Will I Lose Consciousness?

No matter how deep you go under hypnosis you will never lose consciousness. People who have ever awakened during the night to go to the bathroom and claimed the next morning that they did not remember doing it have (a) passed from sleep to hypnosis and (b) had themselves a slight case of amnesia without ever taking notice of it.

Hypnosis is actually a facsimile of a natural sleep, but somewhat different because under hypnosis, you may actually witness your own "sleep". Subjects have been known to remark that "I heard myself snoring."

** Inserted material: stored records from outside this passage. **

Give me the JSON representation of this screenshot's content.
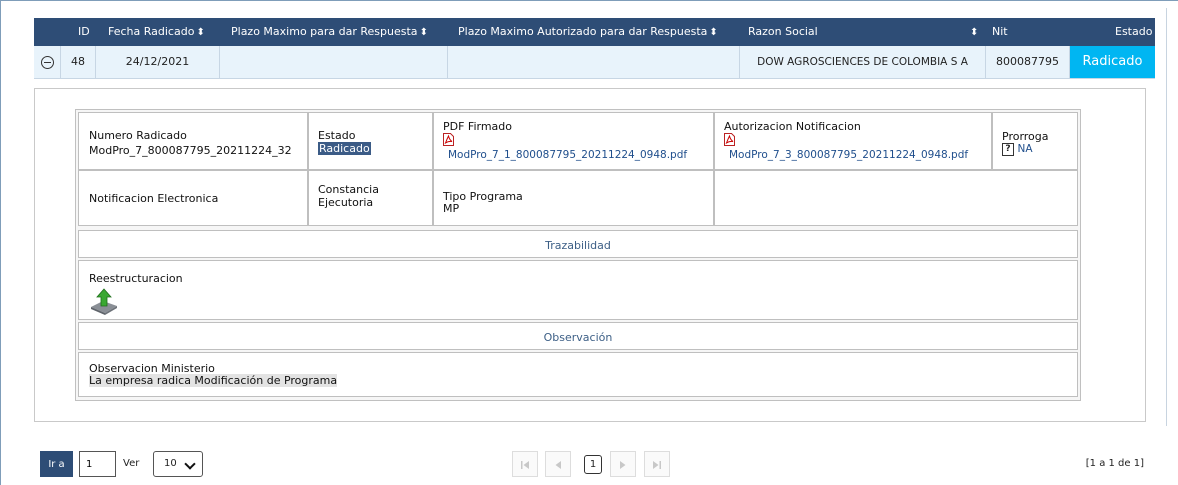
{
  "grid": {
    "headers": {
      "id": "ID",
      "fecha": "Fecha Radicado",
      "plazo_max": "Plazo Maximo para dar Respuesta",
      "plazo_aut": "Plazo Maximo Autorizado para dar Respuesta",
      "razon": "Razon Social",
      "nit": "Nit",
      "estado": "Estado"
    },
    "row": {
      "id": "48",
      "fecha": "24/12/2021",
      "plazo_max": "",
      "plazo_aut": "",
      "razon": "DOW AGROSCIENCES DE COLOMBIA S A",
      "nit": "800087795",
      "estado": "Radicado"
    }
  },
  "detail": {
    "numero_label": "Numero Radicado",
    "numero_value": "ModPro_7_800087795_20211224_32",
    "estado_label": "Estado",
    "estado_value": "Radicado",
    "pdf_label": "PDF Firmado",
    "pdf_link": "ModPro_7_1_800087795_20211224_0948.pdf",
    "aut_label": "Autorizacion Notificacion",
    "aut_link": "ModPro_7_3_800087795_20211224_0948.pdf",
    "prorroga_label": "Prorroga",
    "prorroga_value": "NA",
    "notif_label": "Notificacion Electronica",
    "constancia_label": "Constancia Ejecutoria",
    "tipo_label": "Tipo Programa",
    "tipo_value": "MP",
    "trazabilidad_title": "Trazabilidad",
    "reestructuracion_label": "Reestructuracion",
    "observacion_title": "Observación",
    "obs_label": "Observacion Ministerio",
    "obs_value": "La empresa radica Modificación de Programa"
  },
  "pager": {
    "go_label": "Ir a",
    "page_input": "1",
    "ver_label": "Ver",
    "page_size": "10",
    "current_page": "1",
    "range_text": "[1 a 1 de 1]"
  },
  "colors": {
    "header_bg": "#2e4d76",
    "row_bg": "#e8f3fb",
    "estado_bg": "#00b6f2",
    "link": "#1f4e8c"
  },
  "icons": [
    "collapse-icon",
    "sort-icon",
    "pdf-icon",
    "help-icon",
    "upload-icon",
    "first-page-icon",
    "prev-page-icon",
    "next-page-icon",
    "last-page-icon",
    "chevron-down-icon"
  ]
}
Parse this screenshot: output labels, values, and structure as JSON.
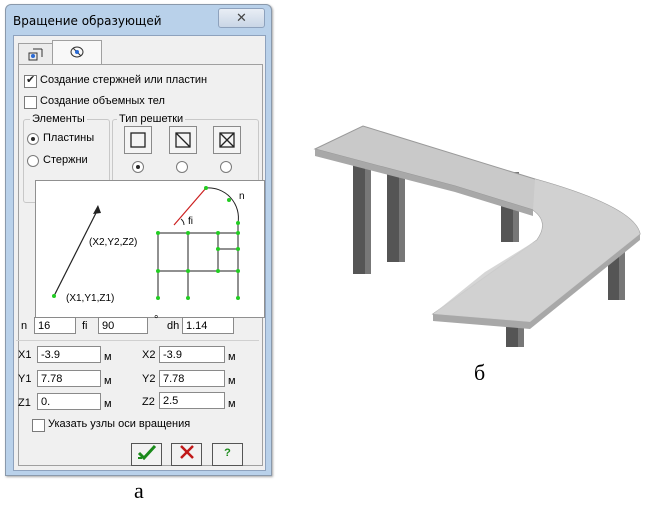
{
  "dialog": {
    "title": "Вращение образующей",
    "close_glyph": "✕",
    "tabs": [
      {
        "icon": "move-nodes-icon"
      },
      {
        "icon": "rotate-icon"
      }
    ],
    "checkbox_bars": {
      "label": "Создание стержней или пластин",
      "checked": true
    },
    "checkbox_solids": {
      "label": "Создание объемных тел",
      "checked": false
    },
    "elements_group": {
      "title": "Элементы",
      "options": [
        {
          "label": "Пластины",
          "selected": true
        },
        {
          "label": "Стержни",
          "selected": false
        }
      ]
    },
    "grid_group": {
      "title": "Тип решетки",
      "options": [
        {
          "icon": "grid-plain-icon",
          "selected": true
        },
        {
          "icon": "grid-diagonal-icon",
          "selected": false
        },
        {
          "icon": "grid-cross-icon",
          "selected": false
        }
      ]
    },
    "scheme": {
      "p2": "(X2,Y2,Z2)",
      "p1": "(X1,Y1,Z1)",
      "n": "n",
      "fi": "fi"
    },
    "params": {
      "n_label": "n",
      "n_value": "16",
      "fi_label": "fi",
      "fi_value": "90",
      "deg": "°",
      "dh_label": "dh",
      "dh_value": "1.14"
    },
    "coords": {
      "x1_label": "X1",
      "x1": "-3.9",
      "y1_label": "Y1",
      "y1": "7.78",
      "z1_label": "Z1",
      "z1": "0.",
      "x2_label": "X2",
      "x2": "-3.9",
      "y2_label": "Y2",
      "y2": "7.78",
      "z2_label": "Z2",
      "z2": "2.5",
      "unit": "м"
    },
    "checkbox_axis_nodes": {
      "label": "Указать узлы оси вращения",
      "checked": false
    },
    "buttons": {
      "ok_icon": "check-icon",
      "cancel_icon": "cross-icon",
      "help_label": "?"
    }
  },
  "captions": {
    "a": "а",
    "b": "б"
  },
  "colors": {
    "ok": "#1a8a1a",
    "cancel": "#c01818",
    "help": "#1a8a1a",
    "node": "#22cc22",
    "arc": "#cc1f1f"
  }
}
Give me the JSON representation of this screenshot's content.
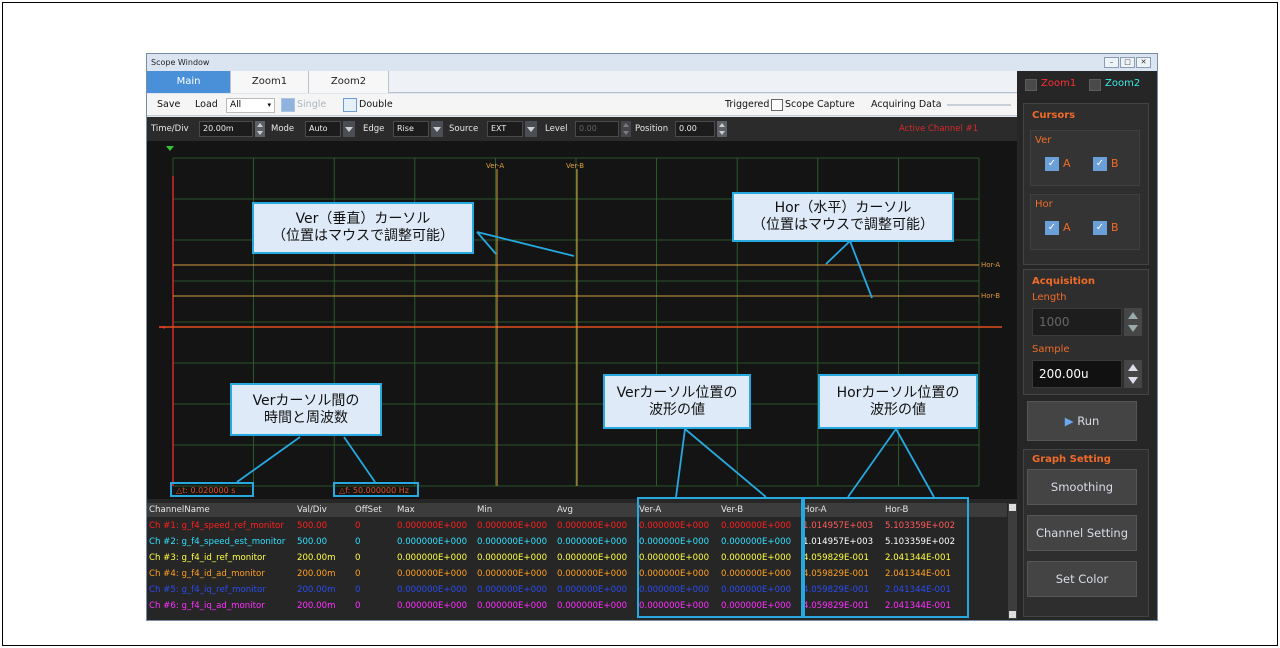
{
  "window": {
    "title": "Scope Window"
  },
  "tabs": [
    "Main",
    "Zoom1",
    "Zoom2"
  ],
  "toolbar": {
    "save": "Save",
    "load": "Load",
    "load_select": "All",
    "single": "Single",
    "double": "Double",
    "triggered": "Triggered",
    "scope_capture": "Scope Capture",
    "acquiring": "Acquiring Data"
  },
  "controls": {
    "time_div_label": "Time/Div",
    "time_div_value": "20.00m",
    "mode_label": "Mode",
    "mode_value": "Auto",
    "edge_label": "Edge",
    "edge_value": "Rise",
    "source_label": "Source",
    "source_value": "EXT",
    "level_label": "Level",
    "level_value": "0.00",
    "position_label": "Position",
    "position_value": "0.00",
    "active_channel": "Active Channel #1"
  },
  "plot": {
    "ver_a": "Ver-A",
    "ver_b": "Ver-B",
    "hor_a": "Hor-A",
    "hor_b": "Hor-B",
    "delta_t": "△t: 0.020000 s",
    "delta_f": "△f: 50.000000 Hz",
    "colors": {
      "grid": "#2e6b2e",
      "cursor_ver": "#d9a43a",
      "cursor_hor": "#d99a3a",
      "trace": "#e0501e",
      "marker": "#35c435"
    }
  },
  "table": {
    "headers": [
      "ChannelName",
      "Val/Div",
      "OffSet",
      "Max",
      "Min",
      "Avg",
      "Ver-A",
      "Ver-B",
      "Hor-A",
      "Hor-B"
    ],
    "rows": [
      {
        "color": "#ff2020",
        "hor_color": "#ff5a5a",
        "cells": [
          "Ch #1: g_f4_speed_ref_monitor",
          "500.00",
          "0",
          "0.000000E+000",
          "0.000000E+000",
          "0.000000E+000",
          "0.000000E+000",
          "0.000000E+000",
          "1.014957E+003",
          "5.103359E+002"
        ]
      },
      {
        "color": "#30e0ff",
        "hor_color": "#ffffff",
        "cells": [
          "Ch #2: g_f4_speed_est_monitor",
          "500.00",
          "0",
          "0.000000E+000",
          "0.000000E+000",
          "0.000000E+000",
          "0.000000E+000",
          "0.000000E+000",
          "1.014957E+003",
          "5.103359E+002"
        ]
      },
      {
        "color": "#ffff40",
        "hor_color": "#ffff40",
        "cells": [
          "Ch #3: g_f4_id_ref_monitor",
          "200.00m",
          "0",
          "0.000000E+000",
          "0.000000E+000",
          "0.000000E+000",
          "0.000000E+000",
          "0.000000E+000",
          "4.059829E-001",
          "2.041344E-001"
        ]
      },
      {
        "color": "#ffa020",
        "hor_color": "#ffa020",
        "cells": [
          "Ch #4: g_f4_id_ad_monitor",
          "200.00m",
          "0",
          "0.000000E+000",
          "0.000000E+000",
          "0.000000E+000",
          "0.000000E+000",
          "0.000000E+000",
          "4.059829E-001",
          "2.041344E-001"
        ]
      },
      {
        "color": "#2a4cf0",
        "hor_color": "#2a4cf0",
        "cells": [
          "Ch #5: g_f4_iq_ref_monitor",
          "200.00m",
          "0",
          "0.000000E+000",
          "0.000000E+000",
          "0.000000E+000",
          "0.000000E+000",
          "0.000000E+000",
          "4.059829E-001",
          "2.041344E-001"
        ]
      },
      {
        "color": "#ff30ff",
        "hor_color": "#ff30ff",
        "cells": [
          "Ch #6: g_f4_iq_ad_monitor",
          "200.00m",
          "0",
          "0.000000E+000",
          "0.000000E+000",
          "0.000000E+000",
          "0.000000E+000",
          "0.000000E+000",
          "4.059829E-001",
          "2.041344E-001"
        ]
      }
    ]
  },
  "panel": {
    "zoom1": "Zoom1",
    "zoom2": "Zoom2",
    "cursors": "Cursors",
    "ver": "Ver",
    "hor": "Hor",
    "a": "A",
    "b": "B",
    "acquisition": "Acquisition",
    "length": "Length",
    "length_value": "1000",
    "sample": "Sample",
    "sample_value": "200.00u",
    "run": "Run",
    "graph_setting": "Graph Setting",
    "smoothing": "Smoothing",
    "channel_setting": "Channel Setting",
    "set_color": "Set Color",
    "colors": {
      "accent": "#f06b28",
      "zoom1": "#ff3030",
      "zoom2": "#3de8e8",
      "button": "#444444"
    }
  },
  "annotations": {
    "ver_cursor_line1": "Ver（垂直）カーソル",
    "ver_cursor_line2": "（位置はマウスで調整可能）",
    "hor_cursor_line1": "Hor（水平）カーソル",
    "hor_cursor_line2": "（位置はマウスで調整可能）",
    "time_freq_line1": "Verカーソル間の",
    "time_freq_line2": "時間と周波数",
    "ver_values_line1": "Verカーソル位置の",
    "ver_values_line2": "波形の値",
    "hor_values_line1": "Horカーソル位置の",
    "hor_values_line2": "波形の値",
    "color": "#27a8df"
  }
}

So do not expect to lose consciousness, to go out of this world, or to experience some extraordinary bit of sensorial or emotion-al, bizarre condition.

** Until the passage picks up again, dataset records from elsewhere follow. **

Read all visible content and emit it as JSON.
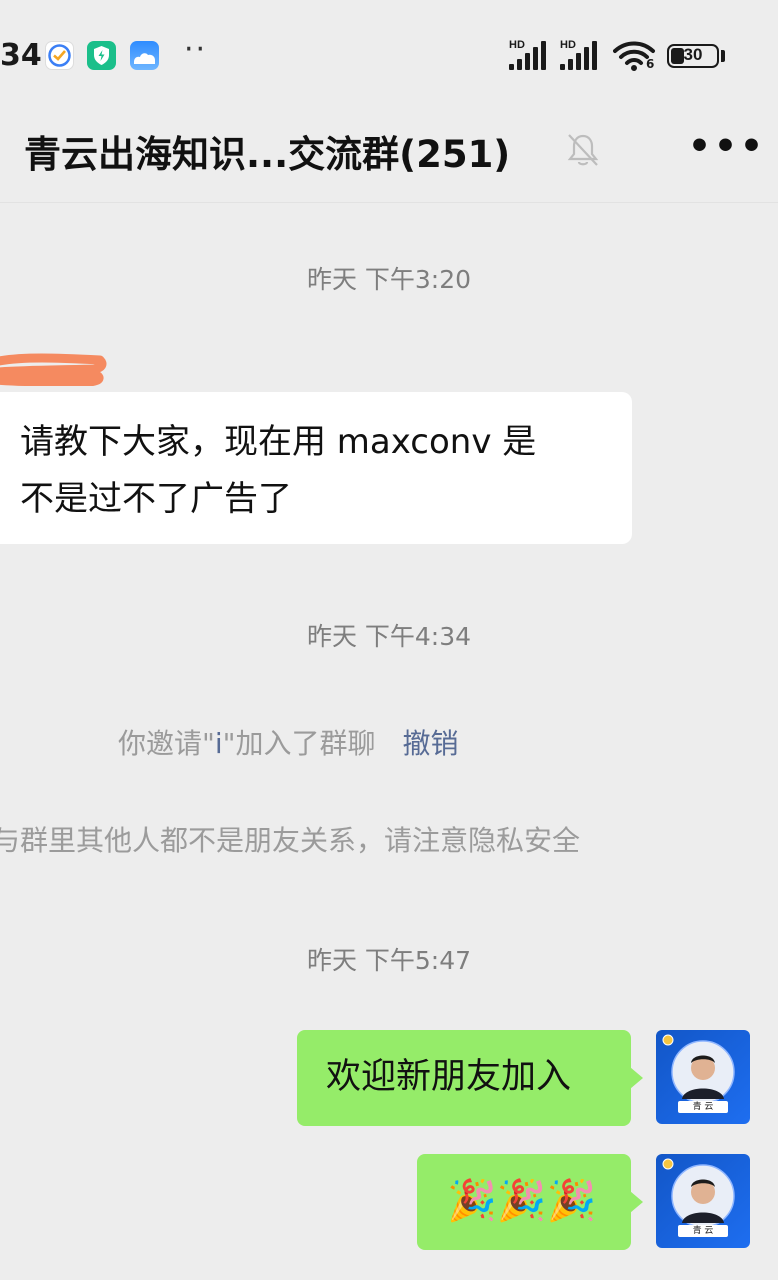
{
  "status_bar": {
    "time": "34",
    "dots": "··",
    "hd1": "HD",
    "hd2": "HD",
    "wifi_sub": "6",
    "battery": "30"
  },
  "header": {
    "title": "青云出海知识...交流群(251)"
  },
  "messages": [
    {
      "type": "timestamp",
      "text": "昨天  下午3:20"
    },
    {
      "type": "incoming",
      "text_line1": "请教下大家，现在用 maxconv 是",
      "text_line2": "不是过不了广告了"
    },
    {
      "type": "timestamp",
      "text": "昨天  下午4:34"
    },
    {
      "type": "system",
      "prefix": "你邀请\"",
      "name": "i",
      "suffix": "\"加入了群聊",
      "action": "撤销"
    },
    {
      "type": "system",
      "text": "与群里其他人都不是朋友关系，请注意隐私安全"
    },
    {
      "type": "timestamp",
      "text": "昨天  下午5:47"
    },
    {
      "type": "outgoing",
      "text": "欢迎新朋友加入"
    },
    {
      "type": "outgoing",
      "text": "🎉🎉🎉"
    }
  ],
  "avatar": {
    "caption": "青 云"
  },
  "colors": {
    "bg": "#ededed",
    "bubble_out": "#95ec69",
    "link": "#576b95"
  },
  "icons": [
    "checkmark-app-icon",
    "shield-app-icon",
    "cloud-app-icon",
    "signal-icon",
    "wifi-icon",
    "battery-icon",
    "mute-bell-icon",
    "more-icon"
  ]
}
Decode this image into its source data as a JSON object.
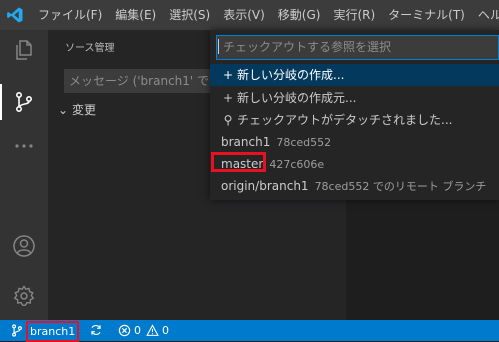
{
  "titlebar": {
    "menus": [
      "ファイル(F)",
      "編集(E)",
      "選択(S)",
      "表示(V)",
      "移動(G)",
      "実行(R)",
      "ターミナル(T)",
      "ヘルプ"
    ]
  },
  "activitybar": {
    "icons": [
      "explorer-icon",
      "source-control-icon",
      "more-icon",
      "account-icon",
      "settings-gear-icon"
    ]
  },
  "sidebar": {
    "title": "ソース管理",
    "commit_placeholder": "メッセージ ('branch1' で",
    "changes_label": "変更",
    "changes_chevron": "⌄"
  },
  "quickpick": {
    "placeholder": "チェックアウトする参照を選択",
    "items": [
      {
        "glyph": "+",
        "label": "新しい分岐の作成...",
        "desc": ""
      },
      {
        "glyph": "+",
        "label": "新しい分岐の作成元...",
        "desc": ""
      },
      {
        "glyph": "⚲",
        "label": "チェックアウトがデタッチされました...",
        "desc": ""
      },
      {
        "glyph": "",
        "label": "branch1",
        "desc": "78ced552"
      },
      {
        "glyph": "",
        "label": "master",
        "desc": "427c606e"
      },
      {
        "glyph": "",
        "label": "origin/branch1",
        "desc": "78ced552 でのリモート ブランチ"
      }
    ]
  },
  "statusbar": {
    "branch": "branch1",
    "errors": "0",
    "warnings": "0"
  },
  "colors": {
    "accent": "#007acc",
    "highlight_box": "#e81123",
    "selected_row": "#04395e"
  }
}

The common perception of losing consciousness is largely perpetu-ated by Stage Hypnosis programs (nowadays a rage on television). But consider this: When the stage hypnotist suggests to his subject that "He is out in the Tropics, where it is 100 degrees and ...", the subject, who everyone believes to be "asleep", begins to perspire and proceeds to take off his coat. He must have "heard" the suggestion and, therefore was not asleep. He was hypnotized, but not asleep.

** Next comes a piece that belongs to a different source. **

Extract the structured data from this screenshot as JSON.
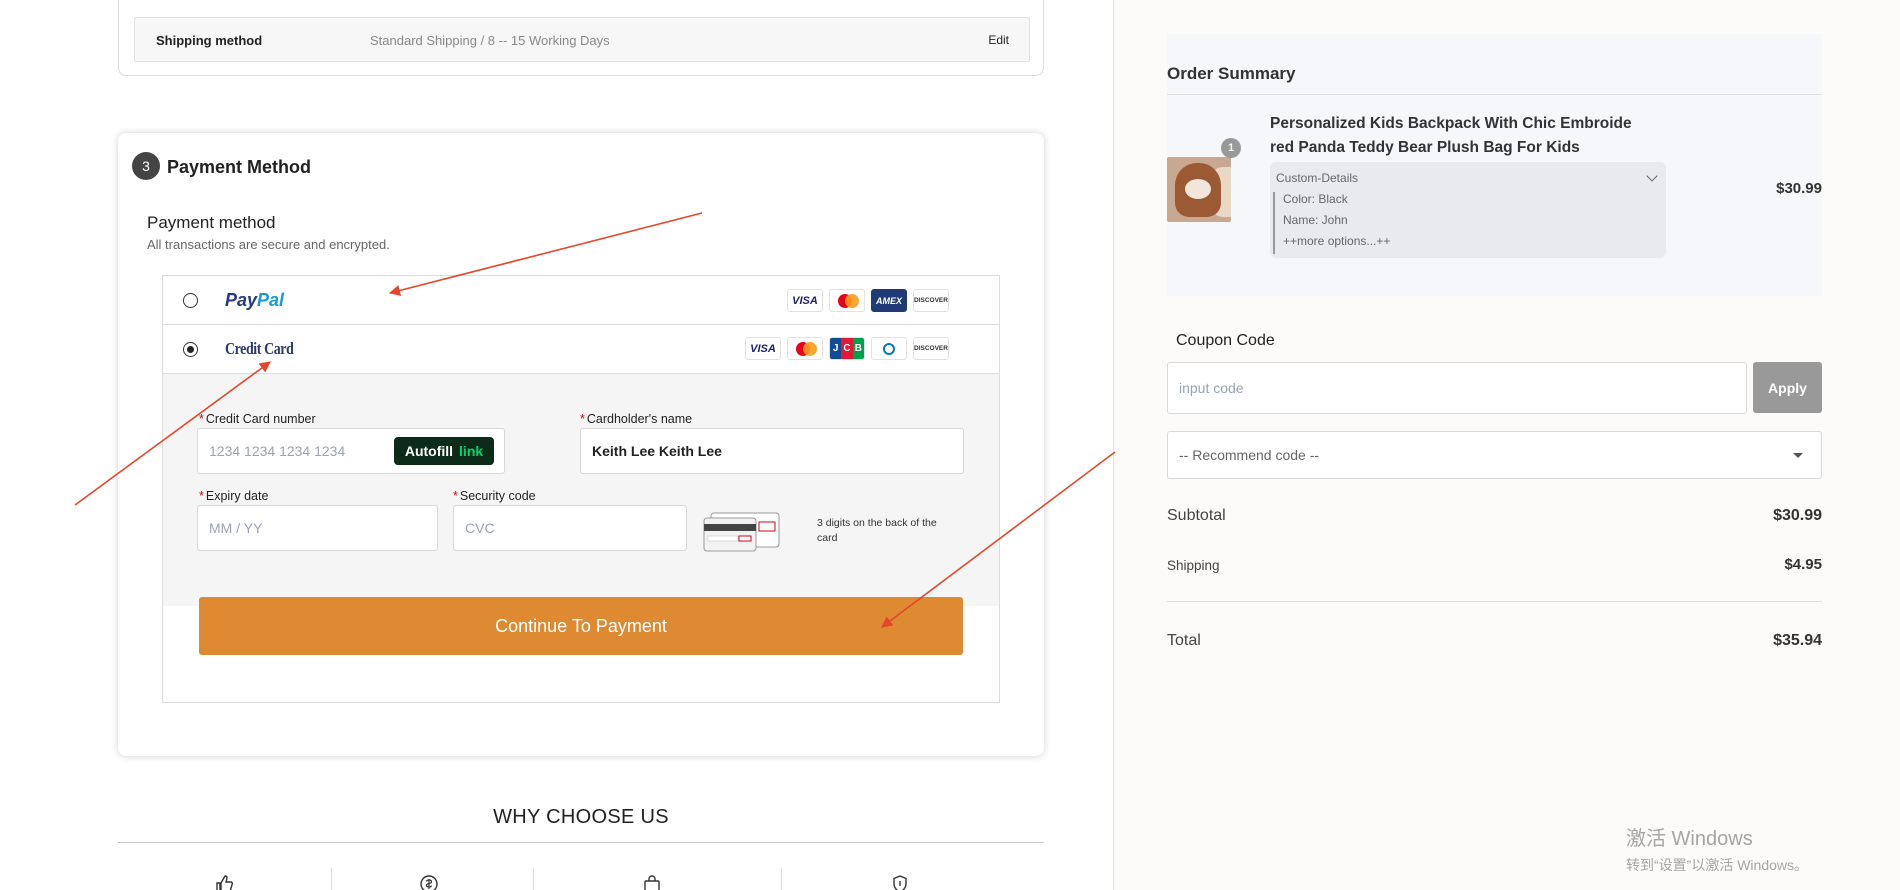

I repeat: Hypnosis is a state of consciousness in which the conscious mind is somehow bypassed and which elicits a facsimile of natural sleep, but the conscious mind still remains as a witness to the whole affair. So, do not expect to be asleep, when and as you go under hypnosis. Expect to be in a state of total relaxation, reproducing most of the outer aspects of natural sleep; but you will not be asleep.

Why did my mind keep wandering?

In hypnosis, your mind most likely will be wandering because it is natural for the mind to wander, such wandering being merely the sub-vocal association of ideas, which is commonly called Thinking. So, if you find that your mind does wander during your exercises, just let it wander.

Maybe I was trying too hard?

The answer to that question has already been given a couple of thousand years ago: "Who amongst you, can increase his stature one inch by his will?"

No amount of willing, of trying, of striving, of helping yourself toward obtaining the goal of each exercise will ever help you one iota. In fact, the more you try, the less you will succeed. The only "trying" that is expected of you is to try and keep your exercises regular.

If you want to demonstrate to yourself the futility of trying to will an effect, if you want to settle the question for yourself once and for all, the following "pencil experiment" will do it for you.

Hold a pencil between your right thumb and index finger. Hold the pencil tight, and now repeat to yourself, mentally: "I want to drop this pencil."

You could repeat that affirmation till doomsday and still be unable to drop that pencil. In order to drop it, you must first change your thought to "I am dropping this pencil."